At high school Dunk and the rest of us had most of our classes together, and outside school we hung out together. Mostly this meant choosing one bedroom to fill with computers and cables and spending the day in some kind of creative nerd heaven. We messed around with video recorders and microphones and once we tried to film our own space epic, cobbling together a spacecraft cockpit in Marek’s loft from cardboard, paint and parts we scavenged from an old MG.
In the summer of ’96 Dunk, Ant, Sharpy and I spent a few days exploring the Welsh Borders on bicycles. Dunk’s dad, I remember, brought our bikes in his van to the Wyre Forest, and that’s where we set out from, cycling from one youth hostel to another. The next summer we did the same, this time to the Black Mountains.
In the spring of ’98, during our final high school exams, I was poring over some photos from those trips and was siezed by a sudden urge to get out on the road again. But this time it would be serious: we’d cycle 1100 miles, the full length of Britain, from Land’s End to John O’Groats. Straight away I picked up the phone and asked Dunk if he fancied it, and he didn’t need to think twice. “Let’s do it,” he said.
These are the best memories; summer, freedom, youth. For the rest of my life when I think of Dunk, this is where my thoughts will turn.
After that trip, we said the next challenge would be to hike the Pennine Way the following year, our first summer break from university. But Dunk, with typical panache, took up rugby at uni and almost immediately broke his leg, which put paid to any hiking.
We never got round to resurrecting those plans. I saw less of Dunk over the years of university and post-university, except when I came home for the holidays, and one time, in 2004 I think, when I went with Ant and Mak to visit him in Newbury, and he took us up to the top of Watership Down. I was disappointed to see no rabbits. Eventually he married Nini and moved to Thailand, where he lived until recently.
Just last Monday Dunk and I finalised the dates for a new adventure in April, when we were going to go to Egypt (an adventure for me, at least; Dunk was a native). It would have been the first time I’d spent proper time with him for years: a chance to rekindle that old spirit that had once sent us cycling across the country on a whim.
Dunk had been fighting cancer for a while. He was never the sort to accept defeat or to stop making plans. The last time I saw him, at a New Year’s Day morris dancing extravaganza at Cookley, he had looked tired, but the latest news from the doctor had been positive. Ant had been playing guitar in the rain, so Dunk had stood beside him the whole time with an umbrella.

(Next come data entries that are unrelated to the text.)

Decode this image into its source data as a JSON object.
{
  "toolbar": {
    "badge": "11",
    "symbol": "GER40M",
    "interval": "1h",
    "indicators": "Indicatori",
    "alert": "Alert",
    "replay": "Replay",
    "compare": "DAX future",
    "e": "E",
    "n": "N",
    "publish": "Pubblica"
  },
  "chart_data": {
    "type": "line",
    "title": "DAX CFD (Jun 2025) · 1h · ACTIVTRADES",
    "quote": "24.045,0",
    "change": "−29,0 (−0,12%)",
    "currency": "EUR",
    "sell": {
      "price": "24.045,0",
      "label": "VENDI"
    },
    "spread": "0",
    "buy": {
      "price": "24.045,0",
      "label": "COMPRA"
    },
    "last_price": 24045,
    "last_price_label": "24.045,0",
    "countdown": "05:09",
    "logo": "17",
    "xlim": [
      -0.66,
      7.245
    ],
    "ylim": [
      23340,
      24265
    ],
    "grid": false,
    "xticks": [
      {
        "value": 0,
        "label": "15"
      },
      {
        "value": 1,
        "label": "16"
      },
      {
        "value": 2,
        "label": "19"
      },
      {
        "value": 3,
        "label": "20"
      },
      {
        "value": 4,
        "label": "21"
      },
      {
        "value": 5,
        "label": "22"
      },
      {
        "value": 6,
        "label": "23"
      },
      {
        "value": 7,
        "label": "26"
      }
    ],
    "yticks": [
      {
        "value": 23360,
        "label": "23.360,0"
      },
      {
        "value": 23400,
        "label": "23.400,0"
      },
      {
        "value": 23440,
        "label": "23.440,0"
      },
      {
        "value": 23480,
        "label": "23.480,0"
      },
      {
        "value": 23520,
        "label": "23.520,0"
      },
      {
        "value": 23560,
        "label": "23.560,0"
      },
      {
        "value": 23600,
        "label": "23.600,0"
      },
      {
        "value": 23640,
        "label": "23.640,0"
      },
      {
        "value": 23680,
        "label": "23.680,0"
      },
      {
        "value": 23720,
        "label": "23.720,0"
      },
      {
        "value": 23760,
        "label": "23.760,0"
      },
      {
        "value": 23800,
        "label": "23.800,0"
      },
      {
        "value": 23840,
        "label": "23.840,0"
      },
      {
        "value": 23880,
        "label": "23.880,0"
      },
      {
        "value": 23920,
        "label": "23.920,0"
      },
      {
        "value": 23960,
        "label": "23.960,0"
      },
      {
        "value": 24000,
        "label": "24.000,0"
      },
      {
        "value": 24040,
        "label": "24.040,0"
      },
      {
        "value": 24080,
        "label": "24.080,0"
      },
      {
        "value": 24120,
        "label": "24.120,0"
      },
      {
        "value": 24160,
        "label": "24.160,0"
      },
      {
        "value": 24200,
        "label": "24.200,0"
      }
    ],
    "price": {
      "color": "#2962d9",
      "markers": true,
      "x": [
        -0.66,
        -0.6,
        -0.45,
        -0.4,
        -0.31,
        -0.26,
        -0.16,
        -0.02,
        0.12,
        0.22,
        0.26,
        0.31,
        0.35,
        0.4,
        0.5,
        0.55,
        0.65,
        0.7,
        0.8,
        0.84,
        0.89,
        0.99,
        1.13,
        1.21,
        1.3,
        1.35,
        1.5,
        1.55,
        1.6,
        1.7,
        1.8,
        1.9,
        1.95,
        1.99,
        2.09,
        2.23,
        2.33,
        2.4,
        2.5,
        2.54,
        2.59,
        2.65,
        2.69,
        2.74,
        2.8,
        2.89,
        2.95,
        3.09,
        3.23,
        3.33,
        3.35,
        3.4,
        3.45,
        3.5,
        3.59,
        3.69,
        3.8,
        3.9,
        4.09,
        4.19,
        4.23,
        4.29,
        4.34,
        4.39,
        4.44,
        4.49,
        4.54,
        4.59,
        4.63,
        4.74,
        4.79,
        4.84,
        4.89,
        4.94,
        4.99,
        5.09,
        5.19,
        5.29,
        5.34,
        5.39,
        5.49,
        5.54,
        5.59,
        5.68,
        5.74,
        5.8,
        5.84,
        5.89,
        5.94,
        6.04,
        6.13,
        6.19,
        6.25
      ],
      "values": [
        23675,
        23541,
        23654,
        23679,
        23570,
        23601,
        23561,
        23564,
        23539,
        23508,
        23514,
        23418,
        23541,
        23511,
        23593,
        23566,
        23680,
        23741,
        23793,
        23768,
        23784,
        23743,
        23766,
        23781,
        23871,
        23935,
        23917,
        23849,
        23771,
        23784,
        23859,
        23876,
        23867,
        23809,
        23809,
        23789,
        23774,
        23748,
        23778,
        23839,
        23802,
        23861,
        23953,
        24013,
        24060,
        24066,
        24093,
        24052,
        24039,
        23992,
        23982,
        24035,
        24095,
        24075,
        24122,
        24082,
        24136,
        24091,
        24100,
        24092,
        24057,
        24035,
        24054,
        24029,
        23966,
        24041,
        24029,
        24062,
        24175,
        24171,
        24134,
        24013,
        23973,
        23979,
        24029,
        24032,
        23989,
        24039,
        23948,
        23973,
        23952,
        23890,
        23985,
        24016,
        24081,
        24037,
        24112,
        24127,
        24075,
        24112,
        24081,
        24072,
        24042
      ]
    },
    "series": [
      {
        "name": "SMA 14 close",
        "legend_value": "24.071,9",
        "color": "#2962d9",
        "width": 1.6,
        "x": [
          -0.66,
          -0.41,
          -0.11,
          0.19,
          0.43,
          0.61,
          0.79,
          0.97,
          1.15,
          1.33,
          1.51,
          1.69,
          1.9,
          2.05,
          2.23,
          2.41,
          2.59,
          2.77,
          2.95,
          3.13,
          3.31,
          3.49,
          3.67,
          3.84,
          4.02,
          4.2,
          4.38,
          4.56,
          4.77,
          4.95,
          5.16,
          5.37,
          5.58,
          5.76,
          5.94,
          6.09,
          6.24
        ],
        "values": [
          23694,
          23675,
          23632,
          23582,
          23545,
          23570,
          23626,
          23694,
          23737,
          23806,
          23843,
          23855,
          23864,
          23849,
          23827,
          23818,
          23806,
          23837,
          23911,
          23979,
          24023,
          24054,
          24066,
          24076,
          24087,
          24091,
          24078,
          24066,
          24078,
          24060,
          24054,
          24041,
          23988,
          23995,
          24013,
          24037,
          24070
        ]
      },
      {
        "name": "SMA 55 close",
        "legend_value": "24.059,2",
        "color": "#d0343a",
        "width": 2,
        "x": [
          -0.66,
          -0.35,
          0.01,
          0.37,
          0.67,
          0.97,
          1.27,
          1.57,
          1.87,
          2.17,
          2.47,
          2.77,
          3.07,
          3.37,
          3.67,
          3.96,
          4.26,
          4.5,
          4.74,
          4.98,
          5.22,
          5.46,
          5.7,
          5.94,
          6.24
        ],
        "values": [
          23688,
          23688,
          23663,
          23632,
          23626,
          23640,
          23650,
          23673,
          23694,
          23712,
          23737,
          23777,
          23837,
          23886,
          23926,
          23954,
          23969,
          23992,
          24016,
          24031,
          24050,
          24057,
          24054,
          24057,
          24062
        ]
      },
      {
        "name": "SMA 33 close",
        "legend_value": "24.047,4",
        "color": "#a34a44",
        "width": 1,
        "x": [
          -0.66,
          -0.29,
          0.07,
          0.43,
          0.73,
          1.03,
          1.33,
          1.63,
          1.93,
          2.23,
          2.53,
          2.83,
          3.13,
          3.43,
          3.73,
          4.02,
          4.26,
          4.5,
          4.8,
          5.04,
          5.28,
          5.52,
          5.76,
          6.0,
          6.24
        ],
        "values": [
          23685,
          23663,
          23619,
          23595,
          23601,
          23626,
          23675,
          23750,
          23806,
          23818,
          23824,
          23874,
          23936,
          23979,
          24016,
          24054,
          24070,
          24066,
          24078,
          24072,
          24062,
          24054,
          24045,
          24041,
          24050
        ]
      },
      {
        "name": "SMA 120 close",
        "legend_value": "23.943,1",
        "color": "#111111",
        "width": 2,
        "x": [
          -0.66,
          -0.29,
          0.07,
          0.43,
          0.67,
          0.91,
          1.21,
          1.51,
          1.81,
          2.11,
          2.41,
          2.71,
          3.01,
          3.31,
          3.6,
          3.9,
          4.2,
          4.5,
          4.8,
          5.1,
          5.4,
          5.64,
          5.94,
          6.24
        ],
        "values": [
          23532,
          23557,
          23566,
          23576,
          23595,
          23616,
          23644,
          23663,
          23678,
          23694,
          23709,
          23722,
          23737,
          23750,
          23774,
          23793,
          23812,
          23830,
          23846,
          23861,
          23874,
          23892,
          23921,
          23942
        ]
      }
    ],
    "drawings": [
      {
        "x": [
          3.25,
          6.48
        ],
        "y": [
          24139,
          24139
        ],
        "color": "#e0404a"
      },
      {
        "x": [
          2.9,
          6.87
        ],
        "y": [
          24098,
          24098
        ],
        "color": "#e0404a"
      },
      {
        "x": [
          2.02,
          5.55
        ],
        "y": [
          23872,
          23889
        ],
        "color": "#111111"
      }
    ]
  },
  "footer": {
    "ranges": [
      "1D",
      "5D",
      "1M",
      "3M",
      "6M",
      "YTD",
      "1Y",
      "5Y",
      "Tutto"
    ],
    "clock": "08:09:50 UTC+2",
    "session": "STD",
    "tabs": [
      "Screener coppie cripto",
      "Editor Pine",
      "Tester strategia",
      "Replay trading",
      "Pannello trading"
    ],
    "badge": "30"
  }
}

Dunk was the best type of friend: noble and generous, kind and true. Most of all, he was courageous: he threw himself into life with as much zest as he threw himself from planes. Those who knew him could only watch in admiration as he struggled with such trials and personal grief over the last couple of years, not least the sudden loss of his father, yet never stopped smiling.
When Ant called me on Wednesday morning to say that Dunk, after being rushed suddenly and unexpectedly to hospital, had passed away, I put on my boots and went for a long walk.
It was a beautiful day; clear and crisp, with a blue sky and a sun that was distant, but not so distant that I couldn’t feel its warmth. I took a path I didn’t know and kept going. The hardest part was when I eventually had to stop and turn home.